If you think, this looks more complicated than simply making a bunch of non-OOP variables such as in the following example, you will be proven wrong:
robot1_name = "Nitro" robot1_battery_level_volt = 12.7 battery1_is_charged = robot_check_battery(robot1_battery_level_volt) robot2_name = "Speedy" robot2_battery_level_volt = 12.0 battery2_is_charged = robot_check_battery(robot2_battery_level_volt)
Keeping things organized
At the first sight, the above might look easier to implement. But one big disadvantage simply is, that these are all loose variables. This means if you want to make two instances of the same object, without using a class, each property has its own variable. If you want to copy all the parameters into another variable, you need to specify every single variable.

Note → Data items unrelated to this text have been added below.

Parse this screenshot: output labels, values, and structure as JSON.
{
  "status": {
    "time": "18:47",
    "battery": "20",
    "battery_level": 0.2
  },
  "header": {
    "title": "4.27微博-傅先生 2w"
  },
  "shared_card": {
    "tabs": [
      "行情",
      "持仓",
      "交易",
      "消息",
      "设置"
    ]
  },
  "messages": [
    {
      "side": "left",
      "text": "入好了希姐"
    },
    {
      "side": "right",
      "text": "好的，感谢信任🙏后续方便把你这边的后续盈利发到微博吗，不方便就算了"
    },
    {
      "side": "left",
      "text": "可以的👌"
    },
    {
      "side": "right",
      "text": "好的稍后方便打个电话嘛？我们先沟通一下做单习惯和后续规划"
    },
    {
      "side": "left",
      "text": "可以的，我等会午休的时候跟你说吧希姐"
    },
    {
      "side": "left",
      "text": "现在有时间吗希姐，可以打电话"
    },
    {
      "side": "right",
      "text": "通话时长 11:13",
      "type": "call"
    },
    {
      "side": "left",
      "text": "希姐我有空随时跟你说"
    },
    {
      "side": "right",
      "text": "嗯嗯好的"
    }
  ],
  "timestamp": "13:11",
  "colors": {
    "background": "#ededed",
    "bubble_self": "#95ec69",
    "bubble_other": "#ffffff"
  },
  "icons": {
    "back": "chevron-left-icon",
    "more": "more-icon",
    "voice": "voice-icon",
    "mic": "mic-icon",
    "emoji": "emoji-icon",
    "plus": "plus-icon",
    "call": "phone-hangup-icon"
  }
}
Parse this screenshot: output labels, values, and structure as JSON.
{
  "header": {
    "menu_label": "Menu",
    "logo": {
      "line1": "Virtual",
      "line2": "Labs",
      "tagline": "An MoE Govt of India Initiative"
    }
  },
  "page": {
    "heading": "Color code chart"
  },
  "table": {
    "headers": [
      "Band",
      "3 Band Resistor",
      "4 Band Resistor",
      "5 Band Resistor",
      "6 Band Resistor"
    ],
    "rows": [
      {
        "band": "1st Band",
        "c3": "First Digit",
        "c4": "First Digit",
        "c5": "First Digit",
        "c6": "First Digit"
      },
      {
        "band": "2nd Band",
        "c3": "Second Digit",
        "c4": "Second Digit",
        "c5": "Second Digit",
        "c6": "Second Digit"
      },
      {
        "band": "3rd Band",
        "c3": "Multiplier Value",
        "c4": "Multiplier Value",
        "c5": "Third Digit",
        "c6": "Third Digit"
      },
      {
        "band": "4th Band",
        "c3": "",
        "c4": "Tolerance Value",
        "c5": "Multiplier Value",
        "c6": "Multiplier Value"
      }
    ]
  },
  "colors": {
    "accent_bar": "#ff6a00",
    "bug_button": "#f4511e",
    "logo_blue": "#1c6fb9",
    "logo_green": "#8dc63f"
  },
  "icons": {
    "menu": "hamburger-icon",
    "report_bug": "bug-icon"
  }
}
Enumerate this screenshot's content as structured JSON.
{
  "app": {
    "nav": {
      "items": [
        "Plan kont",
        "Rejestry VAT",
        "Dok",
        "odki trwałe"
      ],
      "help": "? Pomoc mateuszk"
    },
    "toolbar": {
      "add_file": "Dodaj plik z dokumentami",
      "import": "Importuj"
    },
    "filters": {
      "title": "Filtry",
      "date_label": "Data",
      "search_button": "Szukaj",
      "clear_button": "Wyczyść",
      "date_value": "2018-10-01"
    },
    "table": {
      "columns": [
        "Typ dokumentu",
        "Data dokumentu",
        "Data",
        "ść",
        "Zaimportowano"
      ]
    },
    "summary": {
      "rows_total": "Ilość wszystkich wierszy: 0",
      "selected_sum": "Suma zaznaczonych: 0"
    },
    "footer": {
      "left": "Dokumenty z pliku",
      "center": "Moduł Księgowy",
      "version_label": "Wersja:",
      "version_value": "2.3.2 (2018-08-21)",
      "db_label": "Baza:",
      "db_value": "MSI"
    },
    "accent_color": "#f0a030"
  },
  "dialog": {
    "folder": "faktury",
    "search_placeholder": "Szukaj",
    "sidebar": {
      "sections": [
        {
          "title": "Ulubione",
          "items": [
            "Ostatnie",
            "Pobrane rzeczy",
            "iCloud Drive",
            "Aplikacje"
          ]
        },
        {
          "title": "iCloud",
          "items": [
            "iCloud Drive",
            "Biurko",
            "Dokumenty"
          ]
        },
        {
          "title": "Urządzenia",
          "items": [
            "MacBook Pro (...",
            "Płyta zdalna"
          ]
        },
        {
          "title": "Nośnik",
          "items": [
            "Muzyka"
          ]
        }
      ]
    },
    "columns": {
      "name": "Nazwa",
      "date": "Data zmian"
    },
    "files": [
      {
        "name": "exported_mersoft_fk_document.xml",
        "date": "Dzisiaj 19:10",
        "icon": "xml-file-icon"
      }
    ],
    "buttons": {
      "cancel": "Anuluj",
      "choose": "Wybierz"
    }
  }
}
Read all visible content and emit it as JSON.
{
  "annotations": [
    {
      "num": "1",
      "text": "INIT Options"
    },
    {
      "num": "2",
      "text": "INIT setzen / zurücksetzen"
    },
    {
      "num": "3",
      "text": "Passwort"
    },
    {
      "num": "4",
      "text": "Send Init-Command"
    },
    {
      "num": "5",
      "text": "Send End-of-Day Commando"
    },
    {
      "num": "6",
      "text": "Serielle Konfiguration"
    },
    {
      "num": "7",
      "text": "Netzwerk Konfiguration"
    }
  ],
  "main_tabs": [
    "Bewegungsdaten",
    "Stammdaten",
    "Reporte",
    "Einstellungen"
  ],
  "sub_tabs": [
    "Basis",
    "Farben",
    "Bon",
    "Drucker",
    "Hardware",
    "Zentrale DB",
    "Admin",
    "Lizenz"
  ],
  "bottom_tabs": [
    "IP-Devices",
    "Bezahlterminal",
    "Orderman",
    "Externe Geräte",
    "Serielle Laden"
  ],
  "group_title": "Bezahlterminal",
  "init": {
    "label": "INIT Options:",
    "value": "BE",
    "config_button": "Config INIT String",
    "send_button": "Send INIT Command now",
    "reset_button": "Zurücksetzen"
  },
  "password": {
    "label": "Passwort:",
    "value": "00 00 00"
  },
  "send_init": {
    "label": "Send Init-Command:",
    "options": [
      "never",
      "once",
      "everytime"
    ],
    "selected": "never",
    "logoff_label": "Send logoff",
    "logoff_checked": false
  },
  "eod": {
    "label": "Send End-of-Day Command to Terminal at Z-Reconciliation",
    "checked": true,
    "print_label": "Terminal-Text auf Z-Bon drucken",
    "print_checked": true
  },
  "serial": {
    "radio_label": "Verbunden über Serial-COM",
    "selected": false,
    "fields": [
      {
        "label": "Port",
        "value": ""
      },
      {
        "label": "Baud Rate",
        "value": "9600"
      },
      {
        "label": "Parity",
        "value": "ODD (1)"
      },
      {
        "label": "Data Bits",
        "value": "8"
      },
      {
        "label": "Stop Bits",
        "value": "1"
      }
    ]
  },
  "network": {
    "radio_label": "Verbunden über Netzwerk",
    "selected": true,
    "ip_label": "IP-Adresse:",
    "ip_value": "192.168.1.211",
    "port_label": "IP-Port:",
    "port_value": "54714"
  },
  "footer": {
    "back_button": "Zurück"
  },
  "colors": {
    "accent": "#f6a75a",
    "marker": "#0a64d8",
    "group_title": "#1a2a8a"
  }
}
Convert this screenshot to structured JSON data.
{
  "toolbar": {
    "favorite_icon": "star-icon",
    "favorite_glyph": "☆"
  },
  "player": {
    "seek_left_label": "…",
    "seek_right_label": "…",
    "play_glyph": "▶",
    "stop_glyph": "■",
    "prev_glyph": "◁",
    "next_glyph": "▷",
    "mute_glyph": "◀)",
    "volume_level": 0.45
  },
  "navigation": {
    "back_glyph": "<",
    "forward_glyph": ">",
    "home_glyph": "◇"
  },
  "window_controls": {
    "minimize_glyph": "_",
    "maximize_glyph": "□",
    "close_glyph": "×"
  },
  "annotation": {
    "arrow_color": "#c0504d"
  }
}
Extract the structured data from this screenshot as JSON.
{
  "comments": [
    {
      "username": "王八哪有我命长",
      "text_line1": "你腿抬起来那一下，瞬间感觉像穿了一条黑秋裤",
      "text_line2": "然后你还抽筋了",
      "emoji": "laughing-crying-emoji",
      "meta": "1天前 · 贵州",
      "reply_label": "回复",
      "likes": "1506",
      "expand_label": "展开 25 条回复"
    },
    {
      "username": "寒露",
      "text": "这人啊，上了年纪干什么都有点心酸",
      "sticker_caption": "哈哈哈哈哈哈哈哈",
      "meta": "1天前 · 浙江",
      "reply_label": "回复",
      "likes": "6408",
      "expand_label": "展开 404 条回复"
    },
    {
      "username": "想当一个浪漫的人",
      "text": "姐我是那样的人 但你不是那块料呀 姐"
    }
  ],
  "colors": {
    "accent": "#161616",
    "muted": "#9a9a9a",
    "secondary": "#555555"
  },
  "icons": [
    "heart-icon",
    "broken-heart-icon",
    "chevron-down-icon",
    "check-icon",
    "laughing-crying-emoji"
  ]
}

The same holds true if you want to pass all these properties as a parameter into a function, you will need to enter each variable name and while doing so, for each variable you are potentially prone to make a typo.
Without using a class, you will be likely to do the following if you want to copy all the values from one instance to another one:
robot1_name = "Nitro" robot1_battery_level_volt = 12.7 battery1_is_charged = robot_check_battery(robot1_battery_level_volt) robot2_name = robot1_name robot2_battery_level_volt = robot1_battery_level_volt battery2_is_charged = battery1_is_charged
To be fair, you could do it in one single line in Python:
robot2_name, robot2_battery_level_volt, battery2_is_charged = robot1_name, robot1_battery_level_volt, battery1_is_charged
The one-line solution does work, but it doesn’t make it more readable in the case you have many variables. This will be more elegant if you’d just implemented a class containing all the properties and attributes you need:
robot1 = Robot("Nitro", 12.4) robot2 = robot1
Now, your code has copied every class attribute from robot1 into robot2 without a high likelihood of making a typo, no risk to forget one variable and in a very readable way.
Keep things inside a class
Another advantage of implementing a class is that each method has easy access to its class attributes through the self specifier. Also, you can still access the attributes from outside the classes (in Python, you cannot make a variable private or protected like in Java or other languages). As a result, you can make the code easier to read and write as you don’t need to specify every attribute as a parameter for a method call. You just access the data from within the method. In the same way, you can modify the class attributes without the need of having a return value.
So instead of the following code:
robot1_name = "Nitro" robot1_battery_level_volt = 12.7 battery1_is_charged = robot_check_battery(robot1_battery_level_volt)
You simply have the following code in the OOP approach:
robot1 = Robot("Nitro", 12.7) robot1.robot_check_battery()
The Object-Oriented code is shorter, easy to read and modify and it does not contain any unnecessary information. The complexity is more or less hidden inside the method definitions which is fine as you only write the method once, but you can use it as often as you want.
Another important aspect of Object-Oriented Programming is the modularity of the code. You can easily write an external file containing the class definition and then import it to the Python file and make use of the class. This makes the source code more structured and at the same time, you can easily copy the file containing the class definition into other projects. For example, if you use
import rospy, you do exactly that, you import the file containing class definitions for ROS.
Use external code
Even though you may get along pretty well without using classes, you might receive code from a colleague or you find an example on the internet and it has been implemented using OOP. In this case, it is still useful to be familiar with the OOP approach of programming in Python as it is a widely used approach. After all, OOP is there to make things easier. Even though you might want to avoid that initial hurdle to understand how it works, it will probably get to you in any unexpected way.
This is it! Now you know a wide basis of the Python programming language. There are more aspects that have not been covered in detail or not at all. But the parts that have been discussed so far should make it easier for you to get started.